Supporters of the traditional family (a married husband and wife with kids) are often maligned as being unnecessarily old-fashioned and out-of-touch with the modern, smarter way of doing things. So here is an article by Mort Zuckerman from the New York Daily News that supports the traditional family through actual statistics and facts.
You will hear a lot about the American family in the election campaign. For most of us, that calls up an image of a man and wife and two or three children.
Forget it. Predominant as the social pattern for several hundred years, that American family has lost its place. Households of unmarried couples and households without children outnumber "American family" households. And only about 20% of families fit into the traditional structure with father as the only breadwinner.
Here is what has been happening: In the 1950s, 80% of adults were married; today, roughly 50% are. Why? Partly because people are delaying marriage. Second, divorce rates have more than doubled since the 1960s as marriage evolved from a sacrament to a contract. Third, millions more cohabit before marriage. Fourth, births to unmarried mothers, white and black, have risen from 5% in 1960 to about 35% today.
So the new American family is a household with fewer children, with both parents working, and with mothers giving birth to their children at an ever older age, having fewer children, and spacing them further apart.

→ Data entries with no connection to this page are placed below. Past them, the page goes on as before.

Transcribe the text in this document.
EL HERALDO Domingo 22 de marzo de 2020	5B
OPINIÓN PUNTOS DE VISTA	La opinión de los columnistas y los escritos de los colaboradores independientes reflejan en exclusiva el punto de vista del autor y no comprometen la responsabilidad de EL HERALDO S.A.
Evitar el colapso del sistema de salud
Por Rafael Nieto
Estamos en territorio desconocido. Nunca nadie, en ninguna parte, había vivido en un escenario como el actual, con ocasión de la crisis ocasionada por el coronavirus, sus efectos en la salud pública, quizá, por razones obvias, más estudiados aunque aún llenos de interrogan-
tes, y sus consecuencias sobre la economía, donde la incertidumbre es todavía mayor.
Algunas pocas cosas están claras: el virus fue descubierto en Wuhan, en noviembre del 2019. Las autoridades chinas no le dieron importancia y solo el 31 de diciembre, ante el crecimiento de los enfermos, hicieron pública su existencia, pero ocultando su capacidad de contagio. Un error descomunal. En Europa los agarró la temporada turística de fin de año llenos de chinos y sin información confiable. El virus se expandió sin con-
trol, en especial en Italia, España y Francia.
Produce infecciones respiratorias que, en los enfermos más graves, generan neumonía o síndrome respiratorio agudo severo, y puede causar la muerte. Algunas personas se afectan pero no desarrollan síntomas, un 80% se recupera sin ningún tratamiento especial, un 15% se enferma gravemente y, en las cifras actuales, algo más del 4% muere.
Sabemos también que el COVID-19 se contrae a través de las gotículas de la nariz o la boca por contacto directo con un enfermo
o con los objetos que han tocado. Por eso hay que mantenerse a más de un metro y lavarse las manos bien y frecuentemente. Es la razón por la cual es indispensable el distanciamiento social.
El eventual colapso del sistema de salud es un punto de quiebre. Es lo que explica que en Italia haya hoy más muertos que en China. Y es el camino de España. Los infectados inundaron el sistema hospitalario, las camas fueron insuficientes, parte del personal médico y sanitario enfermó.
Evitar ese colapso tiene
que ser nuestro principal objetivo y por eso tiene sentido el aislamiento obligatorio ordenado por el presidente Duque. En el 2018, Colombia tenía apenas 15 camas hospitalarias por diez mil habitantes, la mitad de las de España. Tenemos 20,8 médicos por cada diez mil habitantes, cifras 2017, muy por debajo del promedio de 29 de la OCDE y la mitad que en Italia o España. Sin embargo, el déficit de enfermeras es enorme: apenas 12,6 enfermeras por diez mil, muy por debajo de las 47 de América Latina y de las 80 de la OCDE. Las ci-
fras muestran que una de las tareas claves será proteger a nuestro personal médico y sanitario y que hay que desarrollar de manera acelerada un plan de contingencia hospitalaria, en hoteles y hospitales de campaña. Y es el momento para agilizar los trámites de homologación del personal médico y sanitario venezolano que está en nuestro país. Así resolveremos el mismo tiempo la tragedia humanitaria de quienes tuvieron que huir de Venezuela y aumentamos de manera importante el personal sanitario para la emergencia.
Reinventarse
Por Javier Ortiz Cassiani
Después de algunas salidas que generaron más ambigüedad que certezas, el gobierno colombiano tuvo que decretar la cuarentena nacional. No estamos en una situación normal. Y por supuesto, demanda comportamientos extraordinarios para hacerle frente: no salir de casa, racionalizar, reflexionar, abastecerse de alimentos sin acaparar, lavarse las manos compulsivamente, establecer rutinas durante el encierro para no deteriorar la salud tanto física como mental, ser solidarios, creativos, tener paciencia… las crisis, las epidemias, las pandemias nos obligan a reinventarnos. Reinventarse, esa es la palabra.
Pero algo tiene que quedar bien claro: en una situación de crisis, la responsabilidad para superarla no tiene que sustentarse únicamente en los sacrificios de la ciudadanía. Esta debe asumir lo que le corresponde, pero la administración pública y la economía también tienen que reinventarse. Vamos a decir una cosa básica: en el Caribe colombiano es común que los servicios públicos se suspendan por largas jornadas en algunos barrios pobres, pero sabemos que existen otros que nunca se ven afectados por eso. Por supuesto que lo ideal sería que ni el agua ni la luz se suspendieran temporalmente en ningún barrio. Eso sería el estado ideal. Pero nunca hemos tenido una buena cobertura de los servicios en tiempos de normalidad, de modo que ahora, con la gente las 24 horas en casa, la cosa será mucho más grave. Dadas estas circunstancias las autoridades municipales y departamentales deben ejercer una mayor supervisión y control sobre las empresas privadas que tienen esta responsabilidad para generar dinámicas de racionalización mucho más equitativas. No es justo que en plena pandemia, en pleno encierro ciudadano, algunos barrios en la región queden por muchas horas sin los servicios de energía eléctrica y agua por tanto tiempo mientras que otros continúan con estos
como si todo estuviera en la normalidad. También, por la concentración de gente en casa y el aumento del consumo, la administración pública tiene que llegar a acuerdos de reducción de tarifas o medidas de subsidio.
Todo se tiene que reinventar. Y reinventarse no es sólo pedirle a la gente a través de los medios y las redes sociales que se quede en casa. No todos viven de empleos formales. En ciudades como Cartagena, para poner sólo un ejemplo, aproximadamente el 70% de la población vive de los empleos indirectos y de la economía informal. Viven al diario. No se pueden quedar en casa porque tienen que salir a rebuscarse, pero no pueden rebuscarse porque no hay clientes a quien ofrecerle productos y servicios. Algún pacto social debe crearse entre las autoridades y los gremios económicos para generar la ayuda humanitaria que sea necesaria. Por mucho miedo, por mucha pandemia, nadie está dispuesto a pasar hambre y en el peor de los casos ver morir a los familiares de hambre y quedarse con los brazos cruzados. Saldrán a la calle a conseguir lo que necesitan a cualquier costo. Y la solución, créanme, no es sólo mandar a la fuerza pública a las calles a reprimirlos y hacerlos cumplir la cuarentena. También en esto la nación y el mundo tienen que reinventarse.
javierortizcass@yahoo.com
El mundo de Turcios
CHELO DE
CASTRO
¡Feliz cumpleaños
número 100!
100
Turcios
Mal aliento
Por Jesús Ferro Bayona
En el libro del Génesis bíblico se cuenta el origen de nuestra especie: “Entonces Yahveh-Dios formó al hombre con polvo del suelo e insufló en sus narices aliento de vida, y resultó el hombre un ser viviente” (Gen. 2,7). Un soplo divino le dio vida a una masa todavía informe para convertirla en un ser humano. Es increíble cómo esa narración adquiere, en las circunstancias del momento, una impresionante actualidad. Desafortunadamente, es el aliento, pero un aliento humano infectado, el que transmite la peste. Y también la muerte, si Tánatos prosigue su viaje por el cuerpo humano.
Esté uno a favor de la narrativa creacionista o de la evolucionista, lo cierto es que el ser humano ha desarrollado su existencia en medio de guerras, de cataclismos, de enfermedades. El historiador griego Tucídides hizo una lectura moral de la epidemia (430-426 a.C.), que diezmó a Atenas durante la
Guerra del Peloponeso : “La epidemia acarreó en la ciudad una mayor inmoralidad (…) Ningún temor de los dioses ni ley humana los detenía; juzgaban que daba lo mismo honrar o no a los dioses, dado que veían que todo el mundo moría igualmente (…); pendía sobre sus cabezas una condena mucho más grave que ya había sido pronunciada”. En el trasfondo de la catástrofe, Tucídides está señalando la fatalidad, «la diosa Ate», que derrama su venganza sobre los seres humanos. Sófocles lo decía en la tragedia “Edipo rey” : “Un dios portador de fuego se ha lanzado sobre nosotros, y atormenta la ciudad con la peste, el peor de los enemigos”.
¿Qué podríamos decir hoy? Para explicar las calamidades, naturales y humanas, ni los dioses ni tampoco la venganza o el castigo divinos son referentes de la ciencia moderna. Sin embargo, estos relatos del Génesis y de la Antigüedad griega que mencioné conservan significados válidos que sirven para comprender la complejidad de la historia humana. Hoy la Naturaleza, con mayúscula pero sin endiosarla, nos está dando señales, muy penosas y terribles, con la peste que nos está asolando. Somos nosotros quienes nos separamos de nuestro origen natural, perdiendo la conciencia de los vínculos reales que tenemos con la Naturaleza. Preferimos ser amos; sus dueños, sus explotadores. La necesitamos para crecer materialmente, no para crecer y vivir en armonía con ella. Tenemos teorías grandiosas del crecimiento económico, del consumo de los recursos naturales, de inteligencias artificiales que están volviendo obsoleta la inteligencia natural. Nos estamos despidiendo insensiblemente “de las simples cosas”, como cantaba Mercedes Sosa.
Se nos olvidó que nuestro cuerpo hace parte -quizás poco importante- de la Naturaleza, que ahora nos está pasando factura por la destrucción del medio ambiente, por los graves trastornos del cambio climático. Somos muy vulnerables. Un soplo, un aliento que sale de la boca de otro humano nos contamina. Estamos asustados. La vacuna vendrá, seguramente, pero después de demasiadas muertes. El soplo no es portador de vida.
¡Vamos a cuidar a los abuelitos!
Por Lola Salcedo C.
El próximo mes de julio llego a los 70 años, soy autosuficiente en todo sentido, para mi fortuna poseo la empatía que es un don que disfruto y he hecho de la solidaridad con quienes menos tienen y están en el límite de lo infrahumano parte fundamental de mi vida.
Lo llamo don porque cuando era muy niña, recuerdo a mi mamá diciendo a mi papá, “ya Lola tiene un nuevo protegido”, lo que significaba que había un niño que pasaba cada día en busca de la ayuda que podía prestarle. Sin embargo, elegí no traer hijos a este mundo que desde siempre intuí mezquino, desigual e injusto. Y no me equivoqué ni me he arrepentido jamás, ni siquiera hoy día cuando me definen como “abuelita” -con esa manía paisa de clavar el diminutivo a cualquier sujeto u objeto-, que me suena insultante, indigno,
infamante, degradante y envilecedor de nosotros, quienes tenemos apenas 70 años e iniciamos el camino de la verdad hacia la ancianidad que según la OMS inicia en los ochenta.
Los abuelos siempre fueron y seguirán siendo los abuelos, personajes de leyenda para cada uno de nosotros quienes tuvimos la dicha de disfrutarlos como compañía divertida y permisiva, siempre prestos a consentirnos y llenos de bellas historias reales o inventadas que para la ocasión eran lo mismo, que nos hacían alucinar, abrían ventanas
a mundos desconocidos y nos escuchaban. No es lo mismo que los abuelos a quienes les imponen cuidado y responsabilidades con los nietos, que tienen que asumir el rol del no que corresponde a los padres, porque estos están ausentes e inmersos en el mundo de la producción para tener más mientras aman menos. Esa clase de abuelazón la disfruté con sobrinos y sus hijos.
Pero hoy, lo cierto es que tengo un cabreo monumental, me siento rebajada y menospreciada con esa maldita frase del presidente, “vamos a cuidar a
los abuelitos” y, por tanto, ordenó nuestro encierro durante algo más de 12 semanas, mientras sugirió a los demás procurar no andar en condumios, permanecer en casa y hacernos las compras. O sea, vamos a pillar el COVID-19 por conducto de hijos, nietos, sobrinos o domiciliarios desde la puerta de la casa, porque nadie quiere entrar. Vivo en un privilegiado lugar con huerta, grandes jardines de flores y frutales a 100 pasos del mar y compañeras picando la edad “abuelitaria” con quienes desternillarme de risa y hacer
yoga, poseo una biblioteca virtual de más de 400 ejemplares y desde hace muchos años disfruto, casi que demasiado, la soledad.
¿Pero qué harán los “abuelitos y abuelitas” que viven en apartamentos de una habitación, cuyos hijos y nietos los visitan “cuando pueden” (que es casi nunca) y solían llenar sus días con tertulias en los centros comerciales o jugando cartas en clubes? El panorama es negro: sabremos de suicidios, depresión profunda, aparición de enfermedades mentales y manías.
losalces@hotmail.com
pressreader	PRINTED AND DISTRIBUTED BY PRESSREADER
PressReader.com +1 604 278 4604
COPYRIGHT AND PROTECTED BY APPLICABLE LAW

This is not good news. Twice as many married people indicate they are very happy as compared with those who aren't married. But it is the children who are most affected. The stable family of two biological parents - surprise, surprise! - turns out to be the ideal vessel for molding character, for nurturing, for inculcating values, and for planning for a child's future. Marriage, or the lack of it, is the best single predictor of poverty, greater even than race or unemployment.